Multiculturalism and Political Philosophy
This is an advance summary of a forthcoming article in the Oxford Research Encyclopedia of Politics. Please check back later for the full article.
Multiculturalism has been used both as a descriptive and a normative term, as well as a term referring to particular types of state policies. As a descriptive term, multiculturalism refers to the state of affairs present in contemporary societies: that of cultural diversity. As a normative term, multiculturalism affirms cultural diversity as an acceptable state of affairs, and provides normative grounds for the ways of responding to this diversity. As a policy oriented term, multiculturalism refers to a variety of state policies that aim to accommodate people’s cultural differences—most notably, different types of culturally differentiated (or, minority) rights.
The main focus of the debates on multiculturalism within political philosophy has been on normative multiculturalism, and the broader normative questions relating to the appropriate grounds for responding to people’s cultural differences. The debates on descriptive multiculturalism and on particular multicultural policies, however, feed into the debates on normative multiculturalism. One’s views on the nature of culture, the value of culture, and the appropriate means of demarcating group boundaries have implications on the ways in which one understands the proper objects of cultural accommodation, as well as the extent to which such accommodation should be applied. The different types of multicultural policies—including rights of indigenous groups, immigrants, and national minorities—incorporate slightly different sets of normative considerations that must be independently assessed, and that also feed into the more general debates on the normative foundations for cultural accommodation.
Equality-based and identity-based arguments for cultural concern provide strong grounds for the state to be concerned about people’s cultural differences and to aim to alleviate culturally induced disadvantages.
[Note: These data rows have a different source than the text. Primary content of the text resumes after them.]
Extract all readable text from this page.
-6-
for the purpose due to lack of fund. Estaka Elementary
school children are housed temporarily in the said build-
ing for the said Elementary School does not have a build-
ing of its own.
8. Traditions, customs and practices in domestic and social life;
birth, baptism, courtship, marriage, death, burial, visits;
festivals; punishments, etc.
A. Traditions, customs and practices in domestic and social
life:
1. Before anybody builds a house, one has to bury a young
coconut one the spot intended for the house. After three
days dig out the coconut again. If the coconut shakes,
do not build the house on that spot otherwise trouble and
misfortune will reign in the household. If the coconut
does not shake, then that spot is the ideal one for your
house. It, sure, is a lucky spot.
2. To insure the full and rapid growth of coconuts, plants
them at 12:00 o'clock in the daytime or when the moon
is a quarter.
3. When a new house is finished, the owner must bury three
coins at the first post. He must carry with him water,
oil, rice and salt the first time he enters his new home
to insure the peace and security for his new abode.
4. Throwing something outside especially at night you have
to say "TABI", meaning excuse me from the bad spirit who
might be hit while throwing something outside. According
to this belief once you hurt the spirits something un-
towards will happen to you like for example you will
The case for (or against) minority rights as a means for responding to these disadvantages may, however, come from several sources, including approaches to cultural diversity based on equality, autonomy, toleration, and diversity. While there is relative agreement among multicultural theorists that differentiated rights are acceptable, though not always required or even desired, responses to cultural diversity, disagreements about the normative bases, and extents of application, remain complex.